Monday 18 May we had an outage in processing browser check results between 15:44 PM UTC and 20:38 PM UTC. This was caused by a bug in our release and deployment software. API checks were not impacted.
For around 5 hours, we did not record any results for our browser checks. This means we also failed to alert for all failed browser checks (~59 checks across ~31 customers).
We recently made a changes to our deployment pipeline to avoid accidental "canary flags" which we use to run new code in production without exposing it to end users. This change was accompanied by another code change which wasn't included in the original pull request. We shipped a part of the solution, but not the full solution.
The deployment using a new version of our deployment pipeline, without the necessary code change to accompany it.
A hotfix to "unset" this canary flag was created and deployed.
We had no monitoring or alerting for non-existing browser check results so this outage went unnoticed for 5 hours before a customer ticket on Intercom alerted a team member. The team member alerted the on-call engineer.
What Are We Doing About This?
- We've fixed the code that checks the canary mode. We also already have an open PR with more checks in the deployment process itself to avoid these issues.
- No critical deploys after 12:30 (CET): We decided to not do any deployments after lunch hours in Berlin. This won't be a permanent measure but will be in place for the foreseeable future. This will help us find possible failures before since there'll be people on our team using many parts of Checkly & Intercom is monitored.
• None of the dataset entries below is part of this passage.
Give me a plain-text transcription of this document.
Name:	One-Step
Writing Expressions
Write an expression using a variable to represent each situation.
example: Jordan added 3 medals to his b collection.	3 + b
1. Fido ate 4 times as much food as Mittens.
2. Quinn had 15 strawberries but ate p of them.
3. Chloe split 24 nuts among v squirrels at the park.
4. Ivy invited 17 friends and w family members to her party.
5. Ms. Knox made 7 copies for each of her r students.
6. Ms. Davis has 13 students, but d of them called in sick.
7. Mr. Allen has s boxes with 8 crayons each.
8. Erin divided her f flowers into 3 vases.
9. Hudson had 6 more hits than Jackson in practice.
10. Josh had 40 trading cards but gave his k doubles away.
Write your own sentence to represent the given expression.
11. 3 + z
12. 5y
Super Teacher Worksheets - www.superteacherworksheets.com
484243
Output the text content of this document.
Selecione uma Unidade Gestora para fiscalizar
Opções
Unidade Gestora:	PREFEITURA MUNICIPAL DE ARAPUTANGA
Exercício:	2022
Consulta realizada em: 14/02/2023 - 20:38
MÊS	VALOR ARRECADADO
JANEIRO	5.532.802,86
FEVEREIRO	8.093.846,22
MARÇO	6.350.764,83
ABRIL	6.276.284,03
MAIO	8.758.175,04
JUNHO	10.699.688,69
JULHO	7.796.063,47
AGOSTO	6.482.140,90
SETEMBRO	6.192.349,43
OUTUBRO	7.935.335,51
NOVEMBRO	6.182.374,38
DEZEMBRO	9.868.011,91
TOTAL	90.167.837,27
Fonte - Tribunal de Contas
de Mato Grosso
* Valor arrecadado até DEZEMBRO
- Add more Checkly checks: We'll create API checks for the check results for our own checks that checks the time of the most recent results.
- Add specific CloudWatch alarms: We are adding anomaly detection on AWS for this specific pipeline in our infrastructure. A dip in results being published to our pipeline will now trigger an alert.
What went well?
- Our new deployment pipeline is much faster, so deploying the hot fix was relatively quick.
- Person on call was also the one who made the change so the fix was ready relatively fast after it was noticed.
What went wrong?
- We had no monitoring/alerting for the case of browser check runners not publishing results
- Because the browser check results are a relatively small part of the total results our other monitoring/alarm setups were not triggered either.
Where we got lucky?
- Team member noticed a customer chat on Intercom.
- 15:44 - Deployment was triggered that included the faulty code
- 20:32 - Alarm was triggered
- 20:38 - Hotfix deployment started
- 20:42 - Issue resolved